Henry Threadgill 14 or 15 Kestra: Agg "Dirt… And More Dirt" (Pi Recordings, 2018)

Desde 1980 patente num prédio do bairro nova-iorquino de SoHo, a “Earth Room”, de Walter De Maria, cifra-se numa ampla sala exclusivamente preenchida por uma camada de terra com cerca de 50 cm de altura e 130 t de peso. Trata-se de uma peça destinada a poluir os sentidos: representará o fio do horizonte, uma meditação sobre a morte ou um alerta face à iminente e absoluta esterilidade da natureza? Ou será, ao invés, um telúrico concentrado da força de produzir, um instantâneo de um estado físico antes de passar a outro, um registo do permanente movimento da vida ou de um tempo que não se pode medir? Questões que se diria terem sido transferidas por Stephen De Staebler para o corpo humano através das suas totémicas figuras em cerâmica, tão capazes de contaminar a imaginação quanto o barro na Bíblia, nos versículos do oleiro: no limite, referir-se-ão a constituintes orgânicos que medram ou que murcham, que frutificam ou que definham, que se formam ou que se fragmentam, que se petrificam ou pulverizam? Seja como for, resistem a qualquer tipo de catalogação. São o que são, tão difíceis de definir como o elemento que invocam quando desprovido de uso, um solo que não se prende ao chão, que é só paisagem. 

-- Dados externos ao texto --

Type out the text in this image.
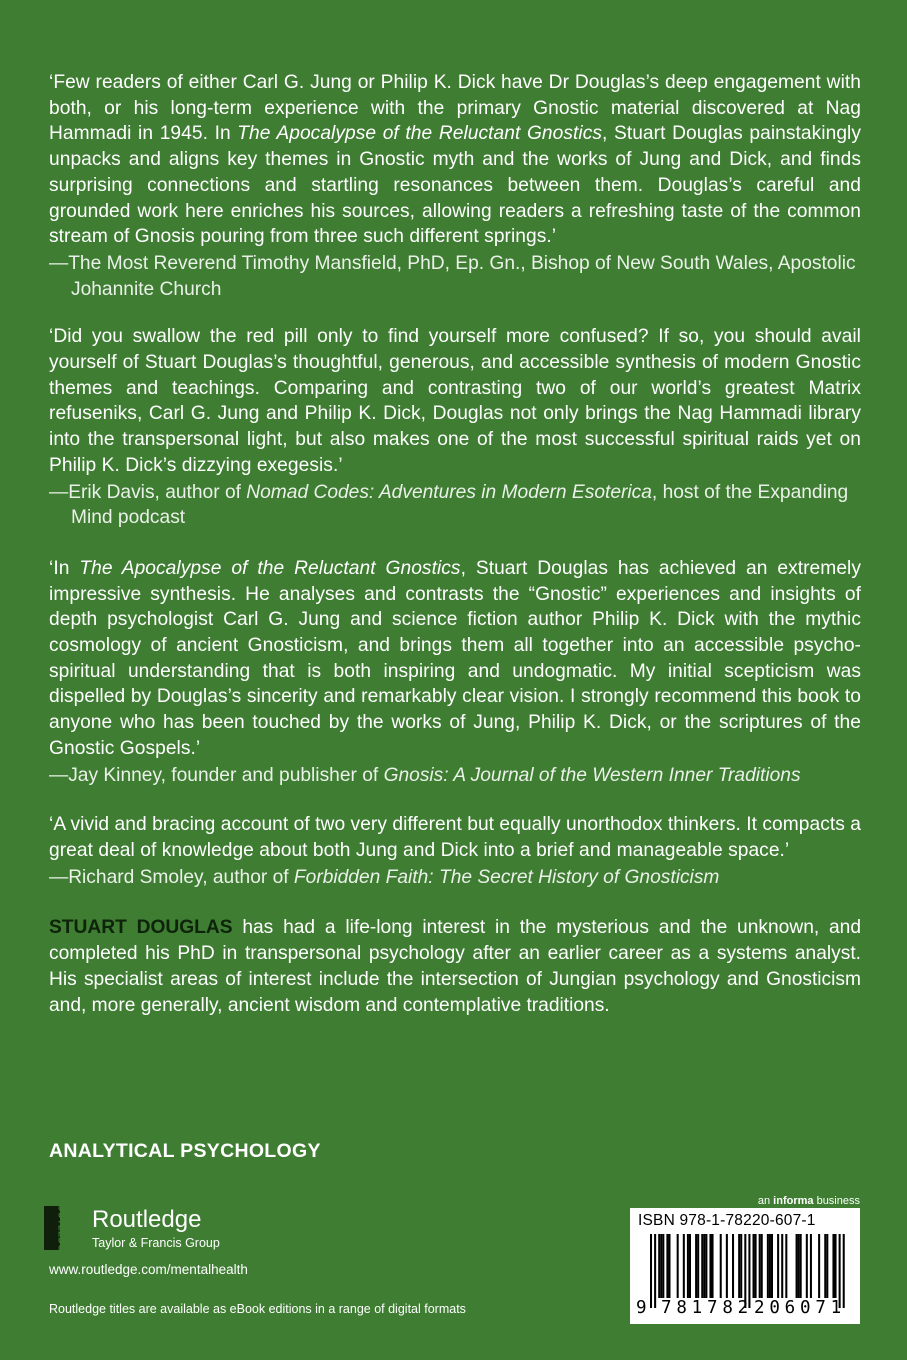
‘Few readers of either Carl G. Jung or Philip K. Dick have Dr Douglas’s deep engagement with both, or his long-term experience with the primary Gnostic material discovered at Nag Hammadi in 1945. In The Apocalypse of the Reluctant Gnostics, Stuart Douglas painstakingly unpacks and aligns key themes in Gnostic myth and the works of Jung and Dick, and finds surprising connections and startling resonances between them. Douglas’s careful and grounded work here enriches his sources, allowing readers a refreshing taste of the common stream of Gnosis pouring from three such different springs.’

—The Most Reverend Timothy Mansfield, PhD, Ep. Gn., Bishop of New South Wales, Apostolic Johannite Church

‘Did you swallow the red pill only to find yourself more confused? If so, you should avail yourself of Stuart Douglas’s thoughtful, generous, and accessible synthesis of modern Gnostic themes and teachings. Comparing and contrasting two of our world’s greatest Matrix refuseniks, Carl G. Jung and Philip K. Dick, Douglas not only brings the Nag Hammadi library into the transpersonal light, but also makes one of the most successful spiritual raids yet on Philip K. Dick’s dizzying exegesis.’

—Erik Davis, author of Nomad Codes: Adventures in Modern Esoterica, host of the Expanding Mind podcast

‘In The Apocalypse of the Reluctant Gnostics, Stuart Douglas has achieved an extremely impressive synthesis. He analyses and contrasts the “Gnostic” experiences and insights of depth psychologist Carl G. Jung and science fiction author Philip K. Dick with the mythic cosmology of ancient Gnosticism, and brings them all together into an accessible psycho-spiritual understanding that is both inspiring and undogmatic. My initial scepticism was dispelled by Douglas’s sincerity and remarkably clear vision. I strongly recommend this book to anyone who has been touched by the works of Jung, Philip K. Dick, or the scriptures of the Gnostic Gospels.’

—Jay Kinney, founder and publisher of Gnosis: A Journal of the Western Inner Traditions

‘A vivid and bracing account of two very different but equally unorthodox thinkers. It compacts a great deal of knowledge about both Jung and Dick into a brief and manageable space.’

—Richard Smoley, author of Forbidden Faith: The Secret History of Gnosticism

STUART DOUGLAS has had a life-long interest in the mysterious and the unknown, and completed his PhD in transpersonal psychology after an earlier career as a systems analyst. His specialist areas of interest include the intersection of Jungian psychology and Gnosticism and, more generally, ancient wisdom and contemplative traditions.

ANALYTICAL PSYCHOLOGY
ROUTLEDGE Routledge
Taylor & Francis Group
www.routledge.com/mentalhealth
Routledge titles are available as eBook editions in a range of digital formats
an informa business
ISBN 978-1-78220-607-1
9 781782 206071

Agora, em notas de apresentação, neste CD, Threadgill reclama a arte de um e de outro como influência. E, na verdade, também a sua música se vem revelando mais leve à medida que se adensa de mistérios. Pegando em algo que disse, conforme contou em entrevista, à “Wire”, terá aprendido com o exemplo de Elliott Carter, cuja obra foi-se com os anos refinando, em contraste com a acumulação de experiência de vida. E é possível dar-se em “Dirt… And More Dirt” por aquela “modulação métrica” de que falava Carter, com o andamento a abrandar e a acelerar de modo inesperado, quase de compasso a compasso. Mas tudo isto está muito cheio da história do seu autor para que se pareça com a música de mais alguém: aqui, ritmos latino-americanos, caribenhos e indianos lembram que Threadgill viveu em Caracas, Antilhas e Goa. Ali, estranhos intervalos, como se as notas caminhassem sobre pernas de tamanhos diferentes, trazem à memória o interesse de Threadgill por modalismos folclóricos da Europa de Leste. Solos exaltantes e explosivos recordam a sua associação à igreja, enquanto jovem, ao lado de um prodigioso orador que tinha a alcunha de “bomba atómica”. Enfim, há muitas partes. Mas, ao contrário do que faziam Maria e Staebler, nenhuma delas deixa efetivamente de pertencer a um todo.